Lowering glycated hemoglobin stands as a paramount objective in the management of youth-onset T2DM. These young individuals confront an elevated risk of developing target organ damage, including diabetic retinopathy and kidney disease, along with a heightened mortality rate compared to their counterparts with type 1 diabetes [4, 23, 24]. However, attaining glycemic control poses a formidable challenge in children and adolescents with T2DM [25]. The onset of the disease during youth is correlated with higher rates of metformin monotherapy failure and a less favorable glycemic trajectory compared to adult-onset disease [26].

Presently, American guidelines advocate for the use of GLP-1 receptor agonists as second-line treatments for both children and adults for primary prevention of macrovascular disease [9, 27,28,29]. The paucity of evidence has not only curtailed the indication of GLP-1 RA but has also confined it to specific pharmaceuticals within this age group. In the United States, approval has been granted for liraglutide and extended-release exenatide for pediatric patients aged ≥ 10 years with T2DM [30, 31]. Conversely, within the United Kingdom, sole approval is accorded to liraglutide; however, clinicians frequently opt for dulaglutide due to constraints on available alternatives [32]. In this context, our meta-analysis supports the efficacy and safety of GLP-1 receptor agonists, proffering viable therapeutic options for the amelioration and prevention of complications associated with pediatric T2DM.

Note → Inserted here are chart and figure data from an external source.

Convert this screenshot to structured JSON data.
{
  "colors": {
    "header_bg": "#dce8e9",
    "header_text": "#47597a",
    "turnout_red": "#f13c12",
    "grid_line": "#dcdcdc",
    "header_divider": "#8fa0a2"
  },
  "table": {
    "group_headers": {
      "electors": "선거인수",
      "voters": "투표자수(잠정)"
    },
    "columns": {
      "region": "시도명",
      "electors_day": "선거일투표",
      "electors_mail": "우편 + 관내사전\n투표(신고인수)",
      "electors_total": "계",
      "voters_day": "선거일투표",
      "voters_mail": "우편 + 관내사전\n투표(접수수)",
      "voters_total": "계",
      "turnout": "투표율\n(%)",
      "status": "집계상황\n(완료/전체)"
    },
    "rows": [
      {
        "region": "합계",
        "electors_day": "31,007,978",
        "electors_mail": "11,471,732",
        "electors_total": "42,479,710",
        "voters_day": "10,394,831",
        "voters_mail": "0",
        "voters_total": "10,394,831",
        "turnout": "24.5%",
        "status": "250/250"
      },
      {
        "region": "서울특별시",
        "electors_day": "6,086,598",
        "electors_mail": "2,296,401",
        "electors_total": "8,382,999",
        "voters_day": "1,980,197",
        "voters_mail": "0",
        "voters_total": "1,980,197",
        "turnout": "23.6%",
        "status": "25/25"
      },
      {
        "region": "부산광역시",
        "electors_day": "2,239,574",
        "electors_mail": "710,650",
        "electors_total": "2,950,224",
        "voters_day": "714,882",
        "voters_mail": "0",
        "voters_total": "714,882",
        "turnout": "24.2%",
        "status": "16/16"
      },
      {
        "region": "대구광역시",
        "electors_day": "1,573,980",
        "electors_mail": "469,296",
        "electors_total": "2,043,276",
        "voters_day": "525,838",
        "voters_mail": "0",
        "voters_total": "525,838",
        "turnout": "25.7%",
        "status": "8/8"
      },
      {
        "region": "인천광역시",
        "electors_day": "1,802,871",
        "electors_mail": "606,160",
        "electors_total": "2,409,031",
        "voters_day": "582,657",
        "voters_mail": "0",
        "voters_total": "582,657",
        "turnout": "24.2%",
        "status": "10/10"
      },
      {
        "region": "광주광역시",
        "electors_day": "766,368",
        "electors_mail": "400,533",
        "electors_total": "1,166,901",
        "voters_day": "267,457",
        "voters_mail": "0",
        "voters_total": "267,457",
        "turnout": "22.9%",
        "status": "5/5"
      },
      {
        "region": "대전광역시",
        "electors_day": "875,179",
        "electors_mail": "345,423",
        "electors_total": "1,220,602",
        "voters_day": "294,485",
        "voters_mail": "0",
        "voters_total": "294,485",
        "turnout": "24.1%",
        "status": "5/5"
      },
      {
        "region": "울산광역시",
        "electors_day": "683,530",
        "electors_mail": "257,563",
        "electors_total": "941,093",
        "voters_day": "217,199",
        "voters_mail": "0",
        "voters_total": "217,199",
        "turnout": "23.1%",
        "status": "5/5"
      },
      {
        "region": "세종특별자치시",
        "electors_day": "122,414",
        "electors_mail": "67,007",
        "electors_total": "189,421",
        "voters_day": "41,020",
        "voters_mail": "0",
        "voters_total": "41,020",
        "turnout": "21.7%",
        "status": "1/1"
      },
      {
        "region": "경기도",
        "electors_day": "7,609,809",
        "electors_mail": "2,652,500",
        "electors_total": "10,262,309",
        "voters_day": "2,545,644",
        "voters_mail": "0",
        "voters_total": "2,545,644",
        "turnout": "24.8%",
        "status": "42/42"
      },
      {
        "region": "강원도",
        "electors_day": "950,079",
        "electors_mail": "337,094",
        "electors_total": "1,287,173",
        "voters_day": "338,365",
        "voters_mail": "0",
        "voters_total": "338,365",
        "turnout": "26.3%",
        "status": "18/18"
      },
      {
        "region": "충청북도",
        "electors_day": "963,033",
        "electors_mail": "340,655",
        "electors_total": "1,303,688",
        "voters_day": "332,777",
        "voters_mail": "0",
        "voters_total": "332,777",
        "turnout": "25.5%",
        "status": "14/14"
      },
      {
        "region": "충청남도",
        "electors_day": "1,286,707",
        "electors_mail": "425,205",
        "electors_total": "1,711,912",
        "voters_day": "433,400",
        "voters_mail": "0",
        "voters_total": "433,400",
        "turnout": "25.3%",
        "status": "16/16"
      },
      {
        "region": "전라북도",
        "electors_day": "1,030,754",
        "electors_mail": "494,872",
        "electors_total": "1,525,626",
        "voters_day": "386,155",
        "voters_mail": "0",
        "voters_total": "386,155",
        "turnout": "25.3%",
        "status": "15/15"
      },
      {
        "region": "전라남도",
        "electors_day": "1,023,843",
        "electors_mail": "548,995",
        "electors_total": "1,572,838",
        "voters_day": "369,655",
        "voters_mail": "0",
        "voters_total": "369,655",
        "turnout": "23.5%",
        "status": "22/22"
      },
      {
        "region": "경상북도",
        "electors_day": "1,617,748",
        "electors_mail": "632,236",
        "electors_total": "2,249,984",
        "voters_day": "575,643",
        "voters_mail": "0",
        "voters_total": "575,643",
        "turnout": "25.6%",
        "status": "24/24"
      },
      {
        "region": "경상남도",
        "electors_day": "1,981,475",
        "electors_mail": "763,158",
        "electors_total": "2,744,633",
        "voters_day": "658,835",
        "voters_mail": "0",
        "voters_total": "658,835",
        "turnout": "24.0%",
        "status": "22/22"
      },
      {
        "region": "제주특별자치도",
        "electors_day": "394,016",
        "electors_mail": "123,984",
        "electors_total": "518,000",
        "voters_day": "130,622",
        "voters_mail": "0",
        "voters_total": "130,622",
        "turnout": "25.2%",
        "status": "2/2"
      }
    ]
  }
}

Our meta-analysis exhibits certain limitations. The dearth of randomized controlled trials involving children, most of which have small sample sizes, may be attributed to the lower prevalence of T2DM in children than in adults, thereby compromising patient recruitment. There are more active randomized clinical trials that could contribute to the current knowledge of our topic; however, they have not published results yet. (NCT04596631, NCT00658021, NCT04873245). Additionally, throughout the data retrieval process, we encountered several challenges pertaining to the manner in which numerical data were reported in the articles encompassed within our study. This issue is particularly disconcerting, as the provision of clear, comprehensible, and reproducible data is imperative for informed clinical decision-making. This challenge is further exacerbated when dealing with small populations, necessitating the maximal utilization of available data. Furthermore, our study predominantly comprises females and Caucasians, whereas the disease predominantly affects indigenous and black populations [2, 33, 34]. To enhance the generalizability of the results, future studies should encompass more diverse populations with clear and accessible data. Such inclusivity is imperative for better informing clinical practice, especially when tending to vulnerable patients with a significant risk of comorbidities. Physicians rely heavily on this information to guide their clinical decisions.

In conclusion, this meta-analysis provides precise data pertaining to the efficacy and safety profile in children with T2DM. Within this specific population, GLP-1 RA exhibits a notable association with substantial reductions in HbA1c, FBG, and body weight. The administration of these medications is concurrent with an elevated incidence of side effects, which are predominantly gastrointestinal and deemed tolerable.